Akibatnya Moms, si Kecil akan lebih memilih menahan dirinya alias bungkam untuk memberitahu Moms berbagai informasi atau perasaannya.  Misal, ketika si Kecil mendapat kesulitan di sekolah, ia hanya memendamnya sendiri. Karena ia menganggap percuma memberitahu Moms karena ia mengetahui ujung-ujungnya reaksi Moms. Di masa dewasa, ia menjadi pribadi yang tertutup, dan hidup dalam ketakutan akan penolakan.

Menjadi contoh yang buruk bagi anak

Anak-anak akan dengan mudah mempelajari dan menyerap apapun yang orang dewasa ajarkan kepada mereka. Mereka adalah peniru yang baik. Ini berlaku untuk berbagai hal, baik yang berkaitan dengan pembelajaran sosial, melakukan perbuatan baik, termasuk juga  hal-hal buruk.

Jadi, jika Moms sering memperlakukan orang lain dengan buruk, ya, jangan heran si Kecil pun bersikap buruk atau kasar kepada temannya. Jika orang tua terbiasa membicarakan orang lain, ya, anak pun dengan mudah menjadi ‘lambe turah’ yang bergosip ria di belakang temannya. Anak akan menganggap bahwa perilaku wajar saja. Orang tua saya saja begitu, kok. 

Menekan emosi anak 

Pernah Moms mengatakan semacam ini kepada anak saat ia menangis atau merasa kesal: “Anak laki-laki jangan cengeng” atau “Jangan suka drama gitu, deh”. 

Moms mungkin mengatakan hal tersebut untuk menjinakkan emosi anak. Tapi sebagai orang orang tua seharusnya meminimalkan menegur emosi anak. Jika Moms menginginkan si Kecil menghentikan tangisannya, ya, katakan saja terus terang. Jangan lantas menyentak atau menyindir nyinyir untuk emosinya. 

Cara ini dapat menyebabkan fungsi kognitif terpengaruh, seperti memori. Untuk membesarkan si Kecil menjadi  orang dewasa yang sehat, bukan hanya fisiknya yang harus dijaga. Begitu pula kesehatan mentalnya. Salah satunya memastikan tidak menekan si Kecil. Coba lebih pahami perasaaan anak, tanpa memanjakannya. Misalnya saat ia menangis, biarkan sejenak. Setelah itu: “Sudah cukup ya tangisnya. Jadi, adek maunya apa?” Biarkan ia mengungkapkan perasaanya. 

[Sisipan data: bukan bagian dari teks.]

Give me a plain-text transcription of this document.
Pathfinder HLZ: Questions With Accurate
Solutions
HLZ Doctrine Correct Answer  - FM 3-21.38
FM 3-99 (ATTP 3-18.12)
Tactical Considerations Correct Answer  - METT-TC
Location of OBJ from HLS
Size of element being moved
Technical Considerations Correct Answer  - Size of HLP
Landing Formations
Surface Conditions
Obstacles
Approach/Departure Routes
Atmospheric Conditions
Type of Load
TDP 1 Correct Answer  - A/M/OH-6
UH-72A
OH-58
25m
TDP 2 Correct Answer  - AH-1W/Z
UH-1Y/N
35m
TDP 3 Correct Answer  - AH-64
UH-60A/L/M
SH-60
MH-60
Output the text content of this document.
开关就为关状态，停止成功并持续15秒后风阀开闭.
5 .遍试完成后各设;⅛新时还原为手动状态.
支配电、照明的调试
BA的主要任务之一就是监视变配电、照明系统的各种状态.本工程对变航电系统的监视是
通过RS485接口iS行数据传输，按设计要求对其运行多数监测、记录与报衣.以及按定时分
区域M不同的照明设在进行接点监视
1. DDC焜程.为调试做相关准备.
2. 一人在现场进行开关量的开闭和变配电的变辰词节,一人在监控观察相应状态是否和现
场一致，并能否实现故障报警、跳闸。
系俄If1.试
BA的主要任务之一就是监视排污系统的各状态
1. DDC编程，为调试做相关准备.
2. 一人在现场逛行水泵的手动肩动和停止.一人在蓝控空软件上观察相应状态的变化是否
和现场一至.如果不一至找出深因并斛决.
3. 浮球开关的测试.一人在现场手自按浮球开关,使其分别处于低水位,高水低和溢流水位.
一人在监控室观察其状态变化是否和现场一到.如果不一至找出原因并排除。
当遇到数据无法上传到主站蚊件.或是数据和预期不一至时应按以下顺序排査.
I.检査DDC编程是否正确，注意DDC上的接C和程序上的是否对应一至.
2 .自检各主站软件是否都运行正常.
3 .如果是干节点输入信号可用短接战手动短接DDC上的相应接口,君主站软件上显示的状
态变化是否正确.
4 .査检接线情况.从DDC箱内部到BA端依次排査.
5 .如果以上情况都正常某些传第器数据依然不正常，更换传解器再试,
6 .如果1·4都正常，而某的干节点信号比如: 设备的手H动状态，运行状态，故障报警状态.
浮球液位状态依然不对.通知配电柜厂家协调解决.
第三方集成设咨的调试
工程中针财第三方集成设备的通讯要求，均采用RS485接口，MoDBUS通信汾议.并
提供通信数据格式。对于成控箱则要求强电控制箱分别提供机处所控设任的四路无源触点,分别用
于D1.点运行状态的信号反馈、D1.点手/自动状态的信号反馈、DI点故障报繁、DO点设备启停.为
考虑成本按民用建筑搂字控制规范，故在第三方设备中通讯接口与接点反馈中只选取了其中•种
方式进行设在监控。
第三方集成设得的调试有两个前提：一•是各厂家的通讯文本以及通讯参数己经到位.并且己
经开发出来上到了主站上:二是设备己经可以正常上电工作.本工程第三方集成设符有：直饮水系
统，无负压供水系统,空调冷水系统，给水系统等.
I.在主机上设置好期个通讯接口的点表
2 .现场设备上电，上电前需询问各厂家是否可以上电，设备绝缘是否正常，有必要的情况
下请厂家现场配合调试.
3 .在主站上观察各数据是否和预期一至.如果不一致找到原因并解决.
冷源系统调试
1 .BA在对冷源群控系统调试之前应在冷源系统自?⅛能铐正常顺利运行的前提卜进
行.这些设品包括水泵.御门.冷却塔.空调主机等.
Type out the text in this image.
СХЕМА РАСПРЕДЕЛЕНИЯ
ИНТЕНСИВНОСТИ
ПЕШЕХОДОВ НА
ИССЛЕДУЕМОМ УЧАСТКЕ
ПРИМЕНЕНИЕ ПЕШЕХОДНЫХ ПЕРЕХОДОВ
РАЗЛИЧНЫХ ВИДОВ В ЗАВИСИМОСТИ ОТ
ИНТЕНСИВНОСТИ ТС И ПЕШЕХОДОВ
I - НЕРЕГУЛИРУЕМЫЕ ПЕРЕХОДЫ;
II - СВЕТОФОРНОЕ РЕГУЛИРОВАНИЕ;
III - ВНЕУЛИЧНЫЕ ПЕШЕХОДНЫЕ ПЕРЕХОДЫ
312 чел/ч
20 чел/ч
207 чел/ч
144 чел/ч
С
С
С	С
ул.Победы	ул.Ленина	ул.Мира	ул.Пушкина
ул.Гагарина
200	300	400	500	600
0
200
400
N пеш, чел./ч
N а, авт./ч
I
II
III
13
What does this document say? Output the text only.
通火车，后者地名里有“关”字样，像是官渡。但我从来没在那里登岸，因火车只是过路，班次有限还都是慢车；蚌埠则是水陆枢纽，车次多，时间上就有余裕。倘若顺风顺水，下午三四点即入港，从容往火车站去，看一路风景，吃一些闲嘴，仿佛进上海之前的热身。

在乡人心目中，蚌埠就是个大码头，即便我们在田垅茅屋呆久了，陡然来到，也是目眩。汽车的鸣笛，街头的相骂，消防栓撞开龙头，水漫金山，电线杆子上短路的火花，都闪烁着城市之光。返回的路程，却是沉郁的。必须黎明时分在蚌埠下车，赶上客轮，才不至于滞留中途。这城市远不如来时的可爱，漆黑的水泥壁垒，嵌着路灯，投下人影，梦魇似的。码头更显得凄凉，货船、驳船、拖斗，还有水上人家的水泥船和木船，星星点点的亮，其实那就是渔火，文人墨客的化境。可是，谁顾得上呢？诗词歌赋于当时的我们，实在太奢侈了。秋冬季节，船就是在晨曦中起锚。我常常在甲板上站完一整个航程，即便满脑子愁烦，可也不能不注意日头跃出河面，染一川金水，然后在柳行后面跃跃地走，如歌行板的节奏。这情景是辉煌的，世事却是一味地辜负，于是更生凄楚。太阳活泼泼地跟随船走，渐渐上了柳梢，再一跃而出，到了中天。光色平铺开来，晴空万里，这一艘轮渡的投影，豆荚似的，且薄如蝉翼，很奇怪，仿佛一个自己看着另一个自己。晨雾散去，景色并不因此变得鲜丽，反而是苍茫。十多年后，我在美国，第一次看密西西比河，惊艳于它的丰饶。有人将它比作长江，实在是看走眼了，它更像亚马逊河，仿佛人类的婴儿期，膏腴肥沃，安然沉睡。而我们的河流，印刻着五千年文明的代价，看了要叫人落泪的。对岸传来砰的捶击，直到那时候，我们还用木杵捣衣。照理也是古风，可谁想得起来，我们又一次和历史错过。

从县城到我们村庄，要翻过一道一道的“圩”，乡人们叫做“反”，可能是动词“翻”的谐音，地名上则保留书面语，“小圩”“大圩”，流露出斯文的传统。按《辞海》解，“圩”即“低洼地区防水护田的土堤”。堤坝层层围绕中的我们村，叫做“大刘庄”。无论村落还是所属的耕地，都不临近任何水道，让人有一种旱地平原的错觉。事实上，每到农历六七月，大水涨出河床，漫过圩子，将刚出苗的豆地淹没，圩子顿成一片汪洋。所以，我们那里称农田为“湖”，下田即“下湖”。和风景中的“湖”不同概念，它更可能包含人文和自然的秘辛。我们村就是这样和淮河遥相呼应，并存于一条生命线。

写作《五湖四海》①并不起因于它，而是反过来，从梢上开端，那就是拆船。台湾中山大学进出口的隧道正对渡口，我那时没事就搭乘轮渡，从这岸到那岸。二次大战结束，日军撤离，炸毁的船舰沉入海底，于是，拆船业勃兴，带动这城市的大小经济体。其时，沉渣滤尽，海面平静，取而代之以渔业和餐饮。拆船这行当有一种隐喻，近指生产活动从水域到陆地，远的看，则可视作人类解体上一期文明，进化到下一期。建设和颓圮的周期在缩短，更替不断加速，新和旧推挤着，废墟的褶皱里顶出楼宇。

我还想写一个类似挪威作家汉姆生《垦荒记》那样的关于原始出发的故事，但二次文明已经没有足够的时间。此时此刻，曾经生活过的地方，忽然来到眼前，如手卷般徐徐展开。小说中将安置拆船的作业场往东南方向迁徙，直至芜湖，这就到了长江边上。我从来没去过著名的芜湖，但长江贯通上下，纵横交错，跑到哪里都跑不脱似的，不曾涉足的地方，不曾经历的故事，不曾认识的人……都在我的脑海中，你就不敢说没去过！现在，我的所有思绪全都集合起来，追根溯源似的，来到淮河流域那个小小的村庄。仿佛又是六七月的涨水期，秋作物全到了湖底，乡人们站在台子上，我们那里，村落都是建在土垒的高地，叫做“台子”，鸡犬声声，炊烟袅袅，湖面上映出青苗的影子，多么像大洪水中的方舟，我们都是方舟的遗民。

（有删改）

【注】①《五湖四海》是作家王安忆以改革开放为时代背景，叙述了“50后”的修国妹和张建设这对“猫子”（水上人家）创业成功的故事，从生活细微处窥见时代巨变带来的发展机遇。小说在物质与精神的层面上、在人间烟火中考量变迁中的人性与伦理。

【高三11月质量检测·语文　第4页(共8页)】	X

Satu hal lagi Moms, sikap buruk ini juga akhirnya akan berbalik kepada Moms lho. Si Kecil akan berbalik menyentak pada Moms, “Kenapa tidak boleh? Mama dan Papa  juga melakukannya, kok.” 

Jadi, bila Moms ingin si Kecil tumbuh menjadi orang dewasa yang menghargai dan menghormati  orang lain, jadilah contoh yang baik baginya.  Berikan contoh terbaik seperti kata pepatah: “Perlakukanlah orang lain sebagaimana Anda ingin diperlakukan.”